There is a part of this decision that I'm not looking forward to. I don't want to have to go into the explanations. Family and friends who know our situation will be hard enough. Talking to my sister-in-laws and explaining that if/when they get pregnant, could they tell my mother-in-law instead of me because I'll have a hard time hearing they got pregnant. Telling my parents and in-laws we will never make them grandparents.  Telling my friends that those years they prayed and listened to me cry and complain were for naught. All of that will be devastating.  However, explaining to anyone I meet in the future who asks about whether or not we want kids will be a killer. No, it's not anyone's business. No, I don't owe them an explanation. But the question hurts merely because it's a reminder. Almost like a taunt. I'm sure with time the question will hurt less, but it's still never going to go away. We won't be childless by choice.
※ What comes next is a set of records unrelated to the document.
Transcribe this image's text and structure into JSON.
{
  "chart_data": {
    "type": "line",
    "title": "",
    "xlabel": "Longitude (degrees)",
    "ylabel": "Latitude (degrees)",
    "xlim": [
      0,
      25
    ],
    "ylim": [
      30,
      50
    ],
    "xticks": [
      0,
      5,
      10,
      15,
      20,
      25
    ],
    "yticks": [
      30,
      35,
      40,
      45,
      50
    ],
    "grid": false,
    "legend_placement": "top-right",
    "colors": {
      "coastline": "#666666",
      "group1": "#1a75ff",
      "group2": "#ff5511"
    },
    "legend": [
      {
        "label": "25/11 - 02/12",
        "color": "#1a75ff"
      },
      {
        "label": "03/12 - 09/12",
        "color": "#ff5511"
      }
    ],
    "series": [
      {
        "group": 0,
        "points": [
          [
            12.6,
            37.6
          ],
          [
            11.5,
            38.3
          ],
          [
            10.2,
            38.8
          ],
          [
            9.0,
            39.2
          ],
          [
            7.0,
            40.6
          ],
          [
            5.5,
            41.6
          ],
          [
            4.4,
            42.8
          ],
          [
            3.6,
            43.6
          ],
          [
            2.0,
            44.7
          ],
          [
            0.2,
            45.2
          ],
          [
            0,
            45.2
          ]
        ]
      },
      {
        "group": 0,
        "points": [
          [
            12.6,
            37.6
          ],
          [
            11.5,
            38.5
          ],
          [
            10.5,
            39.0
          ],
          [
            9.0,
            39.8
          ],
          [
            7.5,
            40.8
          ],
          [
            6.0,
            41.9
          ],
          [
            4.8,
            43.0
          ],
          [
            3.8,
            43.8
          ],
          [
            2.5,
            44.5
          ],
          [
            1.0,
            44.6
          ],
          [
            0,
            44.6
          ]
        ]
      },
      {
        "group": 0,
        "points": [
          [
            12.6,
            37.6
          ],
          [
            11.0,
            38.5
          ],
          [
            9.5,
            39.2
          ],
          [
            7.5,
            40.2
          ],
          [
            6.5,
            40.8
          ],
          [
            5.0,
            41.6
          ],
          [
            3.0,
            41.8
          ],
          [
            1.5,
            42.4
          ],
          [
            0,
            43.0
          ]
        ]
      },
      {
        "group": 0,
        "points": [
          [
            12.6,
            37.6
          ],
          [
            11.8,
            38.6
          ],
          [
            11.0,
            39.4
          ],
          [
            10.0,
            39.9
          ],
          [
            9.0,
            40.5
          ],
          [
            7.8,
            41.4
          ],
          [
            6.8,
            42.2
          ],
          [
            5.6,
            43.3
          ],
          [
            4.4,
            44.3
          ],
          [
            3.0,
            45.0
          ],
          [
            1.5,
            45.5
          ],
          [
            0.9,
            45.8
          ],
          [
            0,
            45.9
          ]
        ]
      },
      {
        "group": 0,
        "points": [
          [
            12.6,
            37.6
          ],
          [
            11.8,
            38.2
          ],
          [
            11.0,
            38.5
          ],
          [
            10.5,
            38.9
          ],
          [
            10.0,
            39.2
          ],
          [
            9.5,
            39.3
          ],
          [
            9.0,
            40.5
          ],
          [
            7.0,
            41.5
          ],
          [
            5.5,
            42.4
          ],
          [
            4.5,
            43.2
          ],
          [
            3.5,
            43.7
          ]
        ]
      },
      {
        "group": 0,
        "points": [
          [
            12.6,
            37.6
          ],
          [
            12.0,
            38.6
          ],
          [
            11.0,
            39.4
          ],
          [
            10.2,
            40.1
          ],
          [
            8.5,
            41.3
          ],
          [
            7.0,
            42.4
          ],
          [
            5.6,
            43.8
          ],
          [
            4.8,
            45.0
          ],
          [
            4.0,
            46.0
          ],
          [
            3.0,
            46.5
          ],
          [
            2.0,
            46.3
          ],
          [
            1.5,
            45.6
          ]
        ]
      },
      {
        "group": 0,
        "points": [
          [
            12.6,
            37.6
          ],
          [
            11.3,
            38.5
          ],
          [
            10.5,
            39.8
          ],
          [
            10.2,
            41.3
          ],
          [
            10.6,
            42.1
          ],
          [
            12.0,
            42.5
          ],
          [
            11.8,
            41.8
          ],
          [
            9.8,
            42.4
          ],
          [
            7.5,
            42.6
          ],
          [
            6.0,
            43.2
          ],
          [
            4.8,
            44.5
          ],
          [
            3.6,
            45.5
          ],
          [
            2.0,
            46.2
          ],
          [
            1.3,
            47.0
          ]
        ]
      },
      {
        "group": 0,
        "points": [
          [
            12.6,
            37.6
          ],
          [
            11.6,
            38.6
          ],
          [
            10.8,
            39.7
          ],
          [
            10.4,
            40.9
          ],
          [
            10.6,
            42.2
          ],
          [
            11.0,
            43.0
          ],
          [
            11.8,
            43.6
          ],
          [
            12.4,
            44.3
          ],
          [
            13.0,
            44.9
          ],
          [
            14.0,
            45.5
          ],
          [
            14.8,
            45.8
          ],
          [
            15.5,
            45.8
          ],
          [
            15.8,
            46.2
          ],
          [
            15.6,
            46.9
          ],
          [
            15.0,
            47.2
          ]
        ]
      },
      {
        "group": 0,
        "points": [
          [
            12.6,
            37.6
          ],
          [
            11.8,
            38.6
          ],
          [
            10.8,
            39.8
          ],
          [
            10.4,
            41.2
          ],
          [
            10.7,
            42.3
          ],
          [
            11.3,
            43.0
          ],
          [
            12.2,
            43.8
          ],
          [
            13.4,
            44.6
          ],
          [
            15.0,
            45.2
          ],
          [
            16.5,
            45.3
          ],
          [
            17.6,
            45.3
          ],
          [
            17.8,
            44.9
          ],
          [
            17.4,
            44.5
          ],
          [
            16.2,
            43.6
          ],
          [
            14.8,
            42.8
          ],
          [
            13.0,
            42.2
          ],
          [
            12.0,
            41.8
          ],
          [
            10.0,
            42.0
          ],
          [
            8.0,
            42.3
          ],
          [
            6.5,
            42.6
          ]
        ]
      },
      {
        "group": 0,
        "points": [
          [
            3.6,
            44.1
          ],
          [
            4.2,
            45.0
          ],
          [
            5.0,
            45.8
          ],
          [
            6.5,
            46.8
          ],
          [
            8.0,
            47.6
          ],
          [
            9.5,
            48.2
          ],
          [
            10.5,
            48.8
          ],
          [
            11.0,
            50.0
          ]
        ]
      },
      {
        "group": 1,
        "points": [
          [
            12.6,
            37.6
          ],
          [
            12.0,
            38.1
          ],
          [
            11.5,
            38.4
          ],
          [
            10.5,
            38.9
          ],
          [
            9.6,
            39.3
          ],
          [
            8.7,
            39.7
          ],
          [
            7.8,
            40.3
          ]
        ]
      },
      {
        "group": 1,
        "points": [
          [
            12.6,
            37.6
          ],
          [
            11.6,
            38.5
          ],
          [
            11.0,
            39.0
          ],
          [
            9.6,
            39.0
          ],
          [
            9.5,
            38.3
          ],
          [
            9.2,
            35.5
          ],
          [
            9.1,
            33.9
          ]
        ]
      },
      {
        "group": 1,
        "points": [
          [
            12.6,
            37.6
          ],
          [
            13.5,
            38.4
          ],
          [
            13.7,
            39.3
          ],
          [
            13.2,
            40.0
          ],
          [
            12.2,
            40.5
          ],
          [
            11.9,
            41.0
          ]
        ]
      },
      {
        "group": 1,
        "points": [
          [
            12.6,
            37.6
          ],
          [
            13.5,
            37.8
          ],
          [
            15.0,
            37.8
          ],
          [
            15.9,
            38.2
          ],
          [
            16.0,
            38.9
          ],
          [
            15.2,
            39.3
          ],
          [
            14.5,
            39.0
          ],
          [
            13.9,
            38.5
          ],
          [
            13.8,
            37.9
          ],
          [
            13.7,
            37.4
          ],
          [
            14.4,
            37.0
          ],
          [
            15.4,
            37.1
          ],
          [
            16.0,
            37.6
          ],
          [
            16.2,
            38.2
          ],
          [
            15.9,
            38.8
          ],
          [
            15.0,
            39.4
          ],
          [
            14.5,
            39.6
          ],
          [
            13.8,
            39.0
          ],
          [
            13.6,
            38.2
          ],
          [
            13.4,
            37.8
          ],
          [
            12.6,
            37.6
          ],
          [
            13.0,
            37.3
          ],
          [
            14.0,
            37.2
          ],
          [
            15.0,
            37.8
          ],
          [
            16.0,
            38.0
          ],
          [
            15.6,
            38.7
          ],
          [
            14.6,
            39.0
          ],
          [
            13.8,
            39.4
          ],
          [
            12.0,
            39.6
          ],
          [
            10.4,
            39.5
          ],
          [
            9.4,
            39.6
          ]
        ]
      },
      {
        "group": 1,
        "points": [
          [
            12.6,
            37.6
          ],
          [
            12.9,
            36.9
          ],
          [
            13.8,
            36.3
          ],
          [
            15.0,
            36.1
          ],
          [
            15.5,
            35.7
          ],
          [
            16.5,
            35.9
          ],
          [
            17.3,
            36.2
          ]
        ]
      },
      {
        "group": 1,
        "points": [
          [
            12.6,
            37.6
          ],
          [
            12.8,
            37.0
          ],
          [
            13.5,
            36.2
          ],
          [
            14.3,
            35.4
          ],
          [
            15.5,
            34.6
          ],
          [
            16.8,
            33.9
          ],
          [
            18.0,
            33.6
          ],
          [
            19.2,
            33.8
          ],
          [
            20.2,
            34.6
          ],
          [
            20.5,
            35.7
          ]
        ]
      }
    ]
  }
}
Of course this then lends itself to the question, "Wait! You don't have to be childless; you can adopt!" Yes, I'm aware of that option's existence thankyouverymuch. Choosing to adopt is a MONUMENTAL decision that I would never in a million years take lightly. To be frank, I'm not sure my heart is there. And I would never even consider it unless my heart was 100% committed. That isn't fair to me, my husband, or the child. My hope is that people don't judge me for my heart's status on the adoption subject. I would never hold it against someone who didn't want biological children of their own. It's a personal decision and I encourage every partnership of marriage to decide what's best for THEM. Not the masses. Never do something that you and your spouse are fully committed to, spiritually, emotionally, and financially.

Have I come to a final decision? I almost think so. I'm 30 years old. I've spent the better part of the past 3 years committing my life to trying to conceive a baby. Now I want to live my life with my husband and enjoy it. If God gives us a miracle child naturally, wonderful. But I no longer will live my life making a maybe possibility the main focus of my life. I deserve better. God deserves better.